Discussions will centre around whether to maintain production cuts or increase production. Naturally, the tanker market is hoping for production increases, Poten & Partners said in a comment.
Since the current production restrictions came into effect in January, 2017, oil prices have increased from $55 to $80 per barrel for Brent. US Commercial inventories have come down by 100 mill barrels from a peak of 534 mill in April, 2017 to around 436 mill barrels in the first week of June, 2018.
While these two elements seem to indicate that the OPEC cuts have achieved their objective, it remains highly uncertain what OPEC (and non-OPEC participants, like Russia) will ultimately decide to do. The tanker market is holding its collective breath.
A meaningful increase in long-haul flows from some of the key OPEC exporters would go a long way in turning the crude tanker market around, especially since it will impact the physical market, as well as provide a boost to the all-important market psychology.
While the production cutbacks and resulting oil price increases seem to have turned OPEC members finances around, some countries are benefiting more than others.
Revenues declined by an average of 45%, before the cuts. As the largest OPEC producer and exporter, Saudi Arabia suffered the most. The value of the Kingdom’s petroleum exports dropped from $284 bill in 2014 to $153 bill in 2015, so it was no surprise that OPEC decided in 2016 that it needed to curtail production.
This led to a significant recovery in price, which boosted the revenues for all OPEC members. However, the total value of exports remains significantly below the 2013/2014 numbers.

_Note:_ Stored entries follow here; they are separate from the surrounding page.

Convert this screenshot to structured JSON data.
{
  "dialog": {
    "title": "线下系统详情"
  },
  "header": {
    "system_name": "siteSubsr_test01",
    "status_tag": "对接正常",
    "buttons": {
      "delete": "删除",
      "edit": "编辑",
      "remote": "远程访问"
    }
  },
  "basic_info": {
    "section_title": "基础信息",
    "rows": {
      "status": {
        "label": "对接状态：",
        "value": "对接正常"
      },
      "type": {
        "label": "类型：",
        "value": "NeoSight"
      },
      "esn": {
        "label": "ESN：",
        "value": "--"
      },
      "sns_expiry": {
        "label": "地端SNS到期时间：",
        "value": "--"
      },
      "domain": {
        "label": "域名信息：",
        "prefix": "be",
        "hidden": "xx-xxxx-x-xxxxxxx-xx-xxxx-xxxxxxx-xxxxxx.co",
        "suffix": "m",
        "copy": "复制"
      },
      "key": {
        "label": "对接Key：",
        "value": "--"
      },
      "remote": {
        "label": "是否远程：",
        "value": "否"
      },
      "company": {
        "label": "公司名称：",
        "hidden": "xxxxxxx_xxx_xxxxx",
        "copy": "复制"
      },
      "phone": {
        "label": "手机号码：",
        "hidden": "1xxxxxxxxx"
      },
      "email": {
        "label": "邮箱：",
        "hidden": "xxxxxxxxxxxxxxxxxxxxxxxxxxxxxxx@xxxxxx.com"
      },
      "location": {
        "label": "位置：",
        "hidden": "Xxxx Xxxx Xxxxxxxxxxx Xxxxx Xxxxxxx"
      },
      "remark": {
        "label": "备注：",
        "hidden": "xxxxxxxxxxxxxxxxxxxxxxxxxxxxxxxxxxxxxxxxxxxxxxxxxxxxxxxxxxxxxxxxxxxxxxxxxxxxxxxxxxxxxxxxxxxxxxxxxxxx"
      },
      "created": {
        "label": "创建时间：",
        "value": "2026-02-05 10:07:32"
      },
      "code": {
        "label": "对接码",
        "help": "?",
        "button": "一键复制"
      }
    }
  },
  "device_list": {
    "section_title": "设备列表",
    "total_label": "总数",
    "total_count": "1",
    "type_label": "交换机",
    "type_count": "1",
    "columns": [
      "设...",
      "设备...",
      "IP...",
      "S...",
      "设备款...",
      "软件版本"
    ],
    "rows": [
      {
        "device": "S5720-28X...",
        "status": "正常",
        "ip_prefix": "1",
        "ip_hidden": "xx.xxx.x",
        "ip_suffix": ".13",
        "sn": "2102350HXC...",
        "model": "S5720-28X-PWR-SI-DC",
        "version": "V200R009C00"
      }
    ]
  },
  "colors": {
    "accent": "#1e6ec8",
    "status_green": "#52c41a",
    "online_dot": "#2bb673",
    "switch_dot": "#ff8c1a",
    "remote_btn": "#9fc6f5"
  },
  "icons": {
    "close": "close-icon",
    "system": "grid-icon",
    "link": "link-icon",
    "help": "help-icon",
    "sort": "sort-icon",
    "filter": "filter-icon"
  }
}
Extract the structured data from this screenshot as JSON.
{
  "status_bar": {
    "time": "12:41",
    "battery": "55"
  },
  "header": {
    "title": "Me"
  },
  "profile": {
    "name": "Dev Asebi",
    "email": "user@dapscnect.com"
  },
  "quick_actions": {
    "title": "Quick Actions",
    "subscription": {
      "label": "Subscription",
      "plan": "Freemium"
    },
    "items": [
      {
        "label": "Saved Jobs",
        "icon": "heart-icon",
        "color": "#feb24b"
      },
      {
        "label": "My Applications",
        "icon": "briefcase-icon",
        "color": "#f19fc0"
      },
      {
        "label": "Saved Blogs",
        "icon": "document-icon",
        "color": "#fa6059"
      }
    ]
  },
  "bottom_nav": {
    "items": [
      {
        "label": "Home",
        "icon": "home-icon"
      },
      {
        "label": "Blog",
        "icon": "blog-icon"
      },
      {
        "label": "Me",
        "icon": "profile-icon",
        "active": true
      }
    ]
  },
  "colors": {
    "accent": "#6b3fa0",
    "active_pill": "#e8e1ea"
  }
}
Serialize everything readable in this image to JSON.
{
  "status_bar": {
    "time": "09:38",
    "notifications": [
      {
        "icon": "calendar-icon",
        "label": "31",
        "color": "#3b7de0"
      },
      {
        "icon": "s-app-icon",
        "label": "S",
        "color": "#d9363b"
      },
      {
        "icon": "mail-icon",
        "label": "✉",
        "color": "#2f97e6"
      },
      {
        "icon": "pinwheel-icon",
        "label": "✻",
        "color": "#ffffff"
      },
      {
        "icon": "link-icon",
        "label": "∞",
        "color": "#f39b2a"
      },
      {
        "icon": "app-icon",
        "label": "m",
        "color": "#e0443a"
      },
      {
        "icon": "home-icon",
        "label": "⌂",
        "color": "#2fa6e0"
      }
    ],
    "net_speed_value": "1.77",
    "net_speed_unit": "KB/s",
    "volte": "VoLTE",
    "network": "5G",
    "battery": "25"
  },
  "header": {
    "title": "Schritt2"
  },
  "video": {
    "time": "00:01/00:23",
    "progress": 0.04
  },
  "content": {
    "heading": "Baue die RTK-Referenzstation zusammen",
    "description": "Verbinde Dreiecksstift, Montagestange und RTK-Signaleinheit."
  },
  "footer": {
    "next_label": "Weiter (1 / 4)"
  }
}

The different OPEC members paths may diverge from here. Sticking to the production agreement may lead to higher oil prices and this will further improve OPEC’s finances. However, the world economy is not immune to higher oil prices and pressure from the US on OPEC is building to increase production.
Unfortunately, while higher prices help all OPEC members (at least in the short term), a production increase will only benefit the countries with spare capacity (ie, mostly Saudi Arabia).
Not surprisingly, Venezuela and Iran would rather keep the production cuts in place, as neither country has much, if any, spare capacity and both are facing US sanctions, which could lead to further reductions in output. Iran’s exports will be facing challenges when sanctions start to bite in November.
What are the possible scenarios for the tanker market? The worst case would be a decision later this month to do nothing, ie continue the production cuts. This will lead to rising prices, as problems in Venezuela continue to mount and many Iranian buyers gradually start to reduce their purchases to avoid US sanctions.
As we move closer to the November cut off, Iranian exports may decline further.
A tightening oil market in combination with rising geopolitical tension could push oil prices to levels where it starts to impact global demand. Rising US oil production is a positive for global oil balances, but, due to a lack of pipeline capacity, US shale producers are facing increasing problems getting their product to (export) markets.
The best-case scenario for the tanker market would be a decision by OPEC to boost output, mainly from producers in the Middle East (Saudi Arabia, UAE, Kuwait). Combined with Iranian sanctions and more floating storage, this could reverse the decline in OPEC-related tonne/mile demand that resulted from the production cuts in 2017.
Falling oil prices may provide an additional boost to tanker demand as it stimulates oil demand growth and stock building. We don’t know what will happen, but we do know what tanker owners are hoping for, Poten concluded.